A fingerprint of a protein can be obtained by a nuclear magnetic resonance (NMR) experiment with a given spectrometer frequency (input_MHz). The fingerprint will be a spectrum of intensities over the frequency range. In this project you should compute a simulated approximation of the NMR fingerprint of a protein. In particular you should try to reproduce Figure 5(b) in [1]. The approximate fingerprint of a protein should be computed based on data available for the chemical shifts of the H-atoms in the protein and coupling data for H-atoms inside amino acids. We will approximate the spectrum with the sum of a set of Lorentz lines.

Protein molecules consist of one or more chains of amino acid residues. In the mandatory part of this project we will only consider proteins with one chain. Each amino acid in such a chain is identified by a a unique Seq_ID, an integer starting with one for the first amino acid in the sequence. The amino type is identified by Comp_ID (three letter abbreviation). Each atom in an amino acid has again a unique Atom_ID, where the first character is the atom type (i.e. in this project always H).

This project consists of the below tasks. Please remember to split your code into logical units, e.g. by introducing functions for various (recurring) subtasks.

Download the files NFGAIL.csv, couplings.csv and 68_ubiquitin.csv.

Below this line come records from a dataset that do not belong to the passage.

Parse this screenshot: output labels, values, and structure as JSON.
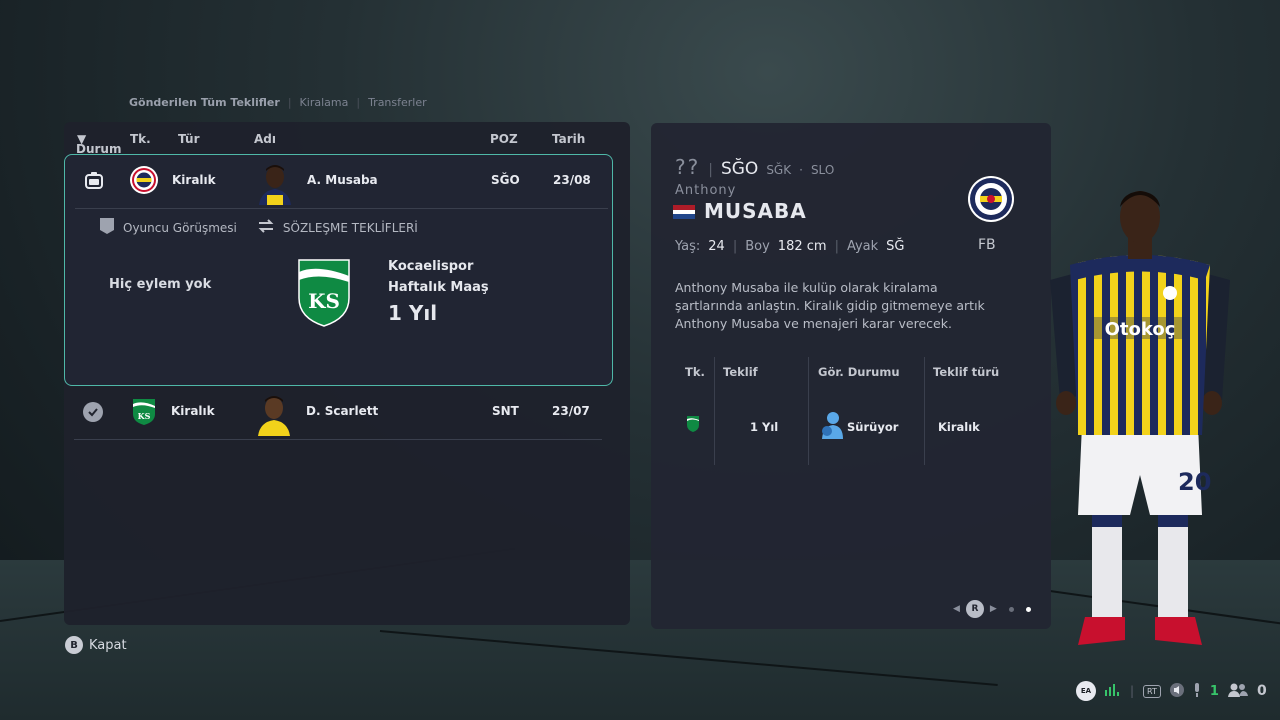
{
  "breadcrumb": {
    "items": [
      "Gönderilen Tüm Teklifler",
      "Kiralama",
      "Transferler"
    ]
  },
  "table": {
    "headers": {
      "status": "Durum",
      "status_sort": "▼",
      "club": "Tk.",
      "type": "Tür",
      "name": "Adı",
      "pos": "POZ",
      "date": "Tarih"
    },
    "rows": [
      {
        "type": "Kiralık",
        "name": "A. Musaba",
        "pos": "SĞO",
        "date": "23/08",
        "status_icon": "negotiation-icon",
        "club_icon": "fenerbahce-crest"
      },
      {
        "type": "Kiralık",
        "name": "D. Scarlett",
        "pos": "SNT",
        "date": "23/07",
        "status_icon": "check-icon",
        "club_icon": "kocaelispor-crest"
      }
    ]
  },
  "expanded": {
    "tab_interview": "Oyuncu Görüşmesi",
    "tab_contract": "SÖZLEŞME TEKLİFLERİ",
    "no_action": "Hiç eylem yok",
    "offer_club": "Kocaelispor",
    "offer_wage": "Haftalık Maaş",
    "offer_duration": "1 Yıl",
    "crest_letters": "KS"
  },
  "player": {
    "unknown_rating": "??",
    "main_pos": "SĞO",
    "alt_pos_1": "SĞK",
    "alt_pos_2": "SLO",
    "first_name": "Anthony",
    "last_name": "MUSABA",
    "age_label": "Yaş:",
    "age": "24",
    "height_label": "Boy",
    "height": "182 cm",
    "foot_label": "Ayak",
    "foot": "SĞ",
    "club_short": "FB",
    "description": "Anthony Musaba ile kulüp olarak kiralama şartlarında anlaştın. Kiralık gidip gitmemeye artık Anthony Musaba ve menajeri karar verecek.",
    "flag_colors": [
      "#ae1c28",
      "#ffffff",
      "#21468b"
    ],
    "jersey_number": "20",
    "sponsor": "Otokoç"
  },
  "offer_table": {
    "headers": {
      "club": "Tk.",
      "offer": "Teklif",
      "status": "Gör. Durumu",
      "type": "Teklif türü"
    },
    "row": {
      "offer": "1 Yıl",
      "status": "Sürüyor",
      "type": "Kiralık"
    }
  },
  "pager": {
    "button": "R"
  },
  "footer": {
    "close_button": "B",
    "close_label": "Kapat",
    "ea_label": "EA",
    "rt_label": "RT",
    "count_green": "1",
    "count_friends": "0"
  },
  "colors": {
    "accent_teal": "#4fb8a8",
    "panel": "#1e212c",
    "fb_navy": "#1d2a5c",
    "fb_yellow": "#f2d21b",
    "ks_green": "#0f8a43"
  }
}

The simplest Lorentz line is the function L(x) = 1 / (1 + x²) . Make a function Lorentz that given x returns L(x), where x can be either an integer, a float or a Numpy array. In the case of a Numpy array the function should be computed pointwise for each value. Plot the function for x ∈ [−10, 10] using matplotlib.pyplot (Hint: use numpy.linspace). The function L has a maximum in (0, 1). We let (x₀, height) denote the coordinates of the maximum of a Lorentz line. We let the width of a Lorentz line be the width of the peak at height height / 2, sometimes denoted full width half height (FWHH). The function L has width 2. Note that the area below L is π = ∫_{(−∞,+∞)} L(x) dx.

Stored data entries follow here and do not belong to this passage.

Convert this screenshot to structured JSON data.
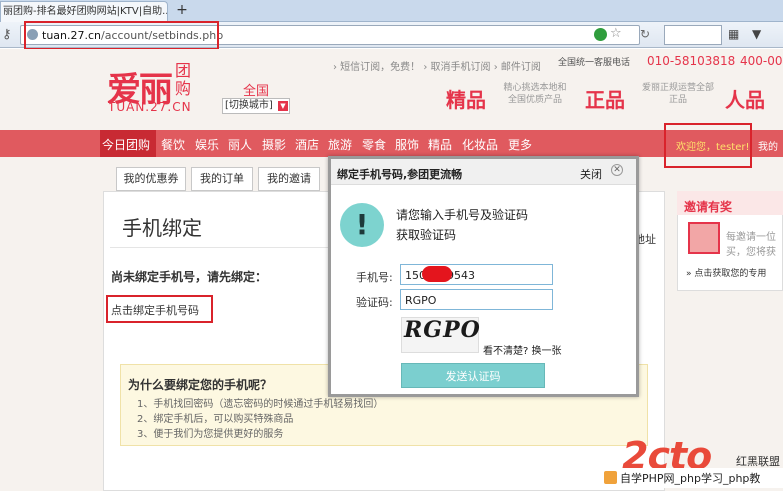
{
  "browser": {
    "tab_title": "丽团购-排名最好团购网站|KTV|自助...",
    "new_tab": "+",
    "url_host": "tuan.27.cn",
    "url_path": "/account/setbinds.php"
  },
  "header": {
    "logo_main": "爱丽",
    "logo_sub1": "团",
    "logo_sub2": "购",
    "logo_domain": "TUAN.27.CN",
    "city": "全国",
    "city_switch": "[切换城市]",
    "top_links": "› 短信订阅，免费！  › 取消手机订阅  › 邮件订阅",
    "hotline_label": "全国统一客服电话",
    "hotline_number": "010-58103818",
    "hotline_number2": "400-00",
    "features": [
      {
        "title": "精品",
        "note": "精心挑选本地和全国优质产品"
      },
      {
        "title": "正品",
        "note": "爱丽正规运营全部正品"
      },
      {
        "title": "人品",
        "note": ""
      }
    ]
  },
  "nav": {
    "items": [
      "今日团购",
      "餐饮",
      "娱乐",
      "丽人",
      "摄影",
      "酒店",
      "旅游",
      "零食",
      "服饰",
      "精品",
      "化妆品",
      "更多"
    ],
    "welcome": "欢迎您，tester!",
    "my_account": "我的"
  },
  "account_tabs": [
    "我的优惠券",
    "我的订单",
    "我的邀请"
  ],
  "main": {
    "title": "手机绑定",
    "not_bound": "尚未绑定手机号，请先绑定：",
    "bind_link": "点击绑定手机号码",
    "address_tail": "地址",
    "why_title": "为什么要绑定您的手机呢？",
    "why_items": [
      "1、手机找回密码（遗忘密码的时候通过手机轻易找回）",
      "2、绑定手机后，可以购买特殊商品",
      "3、便于我们为您提供更好的服务"
    ]
  },
  "sidebar": {
    "title": "邀请有奖",
    "text1": "每邀请一位",
    "text2": "买，您将获",
    "link": "» 点击获取您的专用"
  },
  "modal": {
    "title": "绑定手机号码,参团更流畅",
    "close": "关闭",
    "message_line1": "请您输入手机号及验证码",
    "message_line2": "获取验证码",
    "phone_label": "手机号:",
    "phone_value": "150      9543",
    "code_label": "验证码:",
    "code_value": "RGPO",
    "captcha_text": "RGPO",
    "refresh_captcha": "看不清楚? 换一张",
    "send_button": "发送认证码"
  },
  "watermark": {
    "logo": "2cto",
    "brand": "红黑联盟",
    "line": "自学PHP网_php学习_php教"
  },
  "colors": {
    "brand_red": "#e5344a",
    "nav_bg": "#e05a5f",
    "annotation_red": "#d9232b",
    "send_button": "#7bcfcf"
  }
}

Generalize your function Lorentz to take (optional keyword) arguments for x₀, height and width. The resulting function should compute L_{x₀, height, width}(x) = height / (1 + (2 · (x − x₀) / width)²) . Plot three Lorentz lines for the parameters (x₀, height, width) being (-5, 5, 1), (2, 2, 6), and (5, 3, 0.5) for x ∈ [-10,10]. Plot also the sum of the three curves. Note that the area below a general Lorentz line is π · height · width / 2.
Our basic assumption is that each atom in a molecule contributes approximately one Lorentz line to the spectra. We will not use the same Lorentz parameters for all atoms. The width will e.g. depend on the atom_id and possibly also on the amino acid the atom is part of. Make a function peak_width(amino, atom_id) that returns the width for an atom in a specic amino acide and having a specific atom_id. If atom_id is H the width is 6. If (amino, atom_id) is one of the following four pairs (ASN, HD21), (ASN, HD22), (GLN, HE21), (GLN, HE22) the width is 25. For all other atom_id's the width is 4.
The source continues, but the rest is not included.